Abstract:In this paper, we propose a hierarchical feature-aware tracking framework for efficient visual tracking. Recent years, ensembled trackers which combine multiple component trackers have achieved impressive performance. In ensembled trackers, the decision of results is usually a post-event process, i.e., tracking result for each tracker is first obtained and then the suitable one is selected according to result ensemble. In this paper, we propose a pre-event method. We construct an expert pool with each expert being one set of features. For each frame, several experts are first selected in the pool according to their past performance and then they are used to predict the object. The selection rate of each expert in the pool is then updated and tracking result is obtained according to result ensemble.
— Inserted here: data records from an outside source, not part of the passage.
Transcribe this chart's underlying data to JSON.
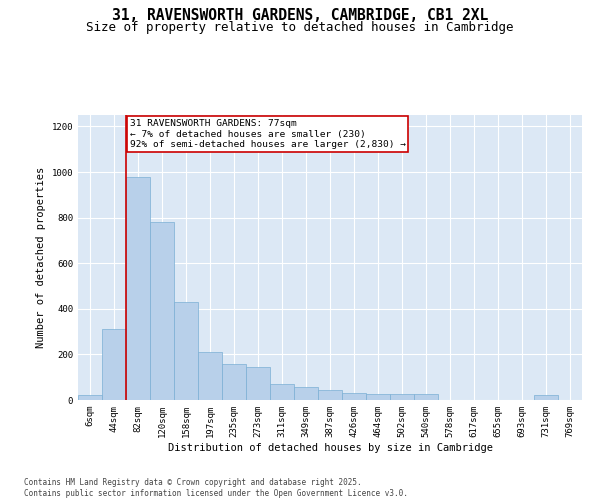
{
  "title_line1": "31, RAVENSWORTH GARDENS, CAMBRIDGE, CB1 2XL",
  "title_line2": "Size of property relative to detached houses in Cambridge",
  "xlabel": "Distribution of detached houses by size in Cambridge",
  "ylabel": "Number of detached properties",
  "categories": [
    "6sqm",
    "44sqm",
    "82sqm",
    "120sqm",
    "158sqm",
    "197sqm",
    "235sqm",
    "273sqm",
    "311sqm",
    "349sqm",
    "387sqm",
    "426sqm",
    "464sqm",
    "502sqm",
    "540sqm",
    "578sqm",
    "617sqm",
    "655sqm",
    "693sqm",
    "731sqm",
    "769sqm"
  ],
  "values": [
    20,
    310,
    980,
    780,
    430,
    210,
    160,
    145,
    70,
    55,
    45,
    30,
    25,
    25,
    25,
    0,
    0,
    0,
    0,
    20,
    0
  ],
  "bar_color": "#b8d0ea",
  "bar_edge_color": "#7aafd4",
  "background_color": "#dce8f5",
  "grid_color": "#ffffff",
  "vline_color": "#cc0000",
  "annotation_text": "31 RAVENSWORTH GARDENS: 77sqm\n← 7% of detached houses are smaller (230)\n92% of semi-detached houses are larger (2,830) →",
  "annotation_box_color": "#cc0000",
  "ylim": [
    0,
    1250
  ],
  "yticks": [
    0,
    200,
    400,
    600,
    800,
    1000,
    1200
  ],
  "footnote": "Contains HM Land Registry data © Crown copyright and database right 2025.\nContains public sector information licensed under the Open Government Licence v3.0.",
  "title_fontsize": 10.5,
  "subtitle_fontsize": 9,
  "axis_label_fontsize": 7.5,
  "tick_fontsize": 6.5,
  "annotation_fontsize": 6.8,
  "footnote_fontsize": 5.5
}
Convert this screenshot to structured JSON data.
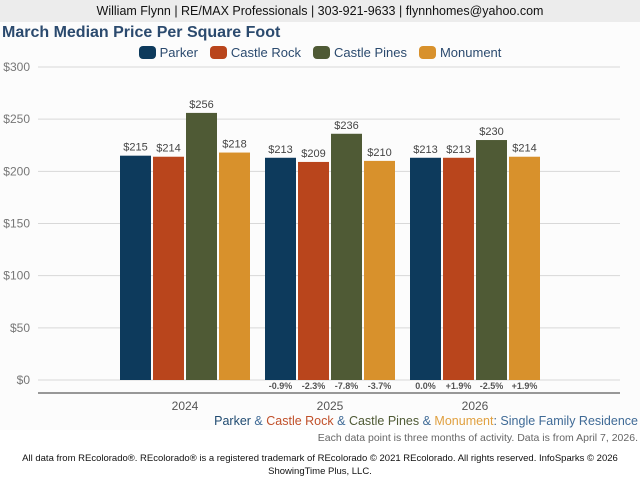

We propose a novel pre-known expert-adaptive selection strategy. Since the process is more efficient, more experts can be constructed by fusing more types of features which leads to more robustness. Moreover, with the novel expert selection strategy, overfitting caused by fixed experts for each frame can be mitigated. Experiments on several public available datasets demonstrate the superiority of the proposed method and its state-of-the-art performance among ensembled trackers.